相場以上のファイトマネーとは別に、優勝賞金1000万円が贈られるとあって話題になった。日本のこの手のトーナメントでは破格の金額である。

 「相場以上のファイトマネー」にしても、決勝戦に勝ち上がった選手が日本や東洋太平洋、WBOアジアパシフィックのチャンピオンなら500万円、世界ランカーなら400万円、日本ランカーは300万円。ノーランカーでも200万円の報酬となることが明らかにされている。

現役日本チャンピオンも参戦

 今回の出場者に現役の日本チャンピオン、堤聖也(角海老宝石)が名を連ねたことはうれしいサプライズだった。シードの堤は8月の準決勝からの参戦となるが、これはれっきとした日本タイトルマッチとなる。堤は日本チャンピオンベルトを防衛しながら優勝を目指すつもりなのだ。

 堤以外の出場者は、富施郁哉(ワタナベ=日本2位)、穴口一輝(真正=日本11位)、梅津奨利(三谷大和スポーツ=日本12位)、増田陸(帝拳)、内構拳斗(横浜光)、石川春樹(RK蒲田)の6名。粒ぞろいのフレッシュ・ホープたちが集まった印象である。

 実績的にもチャンピオンの堤がトーナメント大会の優勝候補筆頭になる。しかしほかの6名にとっても堤の出場は歓迎すべきことであるに違いない。言うまでもなく、堤と対戦するということがタイトル挑戦のチャンスを手にすることと同義だからだ。

 準々決勝にあたる初戦は、富施-増田、穴口-内構、梅津-石川の組み合わせで行われ(すべてノンタイトル8回戦)、その結果、増田、穴口、梅津が勝ち上がった。この日最も目立ったのは富施に7ラウンドTKO勝ちを収めた増田だったろう。プロで2戦しかしていないノーランカーが日本2位を破ったのだから。

 増田には広陵高校、立教大学で65戦のアマチュア経験があるとはいえ、プロでの2戦はどちらも初回KO勝ちだった。プロで14戦(12勝2KO2敗)の富施のキャリアを買う声も出て当然。それがフタを開けてみたら格上から2度のダウンを奪って最後は仕留めるという快勝だった。

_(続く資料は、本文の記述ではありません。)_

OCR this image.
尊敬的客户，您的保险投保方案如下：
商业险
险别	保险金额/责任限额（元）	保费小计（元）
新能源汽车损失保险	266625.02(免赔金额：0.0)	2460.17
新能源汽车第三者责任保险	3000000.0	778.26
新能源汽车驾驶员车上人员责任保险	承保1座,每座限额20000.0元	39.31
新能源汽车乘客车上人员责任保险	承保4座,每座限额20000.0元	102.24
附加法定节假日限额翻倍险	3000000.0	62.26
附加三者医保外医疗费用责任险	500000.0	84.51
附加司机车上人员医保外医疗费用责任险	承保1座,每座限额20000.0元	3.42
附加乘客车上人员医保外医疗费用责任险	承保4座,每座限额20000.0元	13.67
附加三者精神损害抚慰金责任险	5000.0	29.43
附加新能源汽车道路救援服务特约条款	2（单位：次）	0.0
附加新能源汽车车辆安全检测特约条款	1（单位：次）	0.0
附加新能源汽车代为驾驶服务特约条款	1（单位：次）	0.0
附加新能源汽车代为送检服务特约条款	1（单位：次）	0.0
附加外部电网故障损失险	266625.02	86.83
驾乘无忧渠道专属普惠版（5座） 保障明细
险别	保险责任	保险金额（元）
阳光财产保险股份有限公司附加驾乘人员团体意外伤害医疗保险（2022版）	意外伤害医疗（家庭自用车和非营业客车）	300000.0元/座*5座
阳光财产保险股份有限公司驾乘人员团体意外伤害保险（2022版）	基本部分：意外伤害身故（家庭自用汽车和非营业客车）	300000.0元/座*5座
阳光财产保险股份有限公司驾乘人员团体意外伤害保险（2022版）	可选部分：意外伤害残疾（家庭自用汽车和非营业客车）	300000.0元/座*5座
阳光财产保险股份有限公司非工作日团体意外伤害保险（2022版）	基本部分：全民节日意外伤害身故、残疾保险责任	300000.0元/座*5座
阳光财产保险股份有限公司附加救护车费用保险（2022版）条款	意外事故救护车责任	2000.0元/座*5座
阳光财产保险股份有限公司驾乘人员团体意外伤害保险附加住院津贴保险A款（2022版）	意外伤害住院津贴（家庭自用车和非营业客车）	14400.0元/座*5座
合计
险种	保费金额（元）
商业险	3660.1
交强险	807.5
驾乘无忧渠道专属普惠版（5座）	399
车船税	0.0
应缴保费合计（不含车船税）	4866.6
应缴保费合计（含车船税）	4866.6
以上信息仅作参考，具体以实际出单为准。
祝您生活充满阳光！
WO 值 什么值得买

 武器の左強打で最初のダウンを奪ったのは、まだ1ラウンドのことだ。その後もサウスポースタンスからの右ジャブをヒットし続け、富施にダメージを与えた。富施も粘りはしたものの、迎えた7ラウンド、またしても増田の左がヒットして2度目のダウン。クリンチでピンチをしのごうとする富施に対し、左ストレートから追撃してレフェリーのストップを呼び込んだ。

増田の次は日本タイトルマッチ戦

 これまで未知の部分だったスタミナや試合運びも証明して勝利した増田は晴れて準決勝へ。そこで対戦するのがシードの堤である。つまりルーキーの増田はプロ4戦目の次戦で一躍日本タイトルマッチに挑むことが確実となったのだ。

 堤-増田の一戦は興味深い。話は少しさかのぼって、トーナメントの組み合わせ抽選会でのこと。準々決勝のカードが出そろって、堤はこんな感想を漏らしたのだ。

「このメンツで強いと思っていたのが富施選手と増田選手だった」

 その両者がいきなり初戦で対戦するとあって、堤本人も注目していた。
 富施を破った増田はリング上のインタビューでさっそく、

「絶対に次勝って、日本チャンピオンになりたいと思います」
と意欲をアピールしている。

 一方で、この試合はあくまでトーナメントの準決勝である。もうひとつの準決勝で対戦する穴口、梅津にしても将来性豊かな若手同士、好勝負が大いに期待できる。シャープなサウスポーの穴口か、攻撃力のある梅津か。勝ったほうは12月の決勝で優勝賞金1000万円のみならず日本王座にもトライできそうとあって、目の色をかえてくるはず。堤-増田戦の勝者がそのまま決勝も制すとは断言できない――破格の賞金トーナメントはチャンピオンのエントリーにより面白みが倍増したのは間違いのないところだ。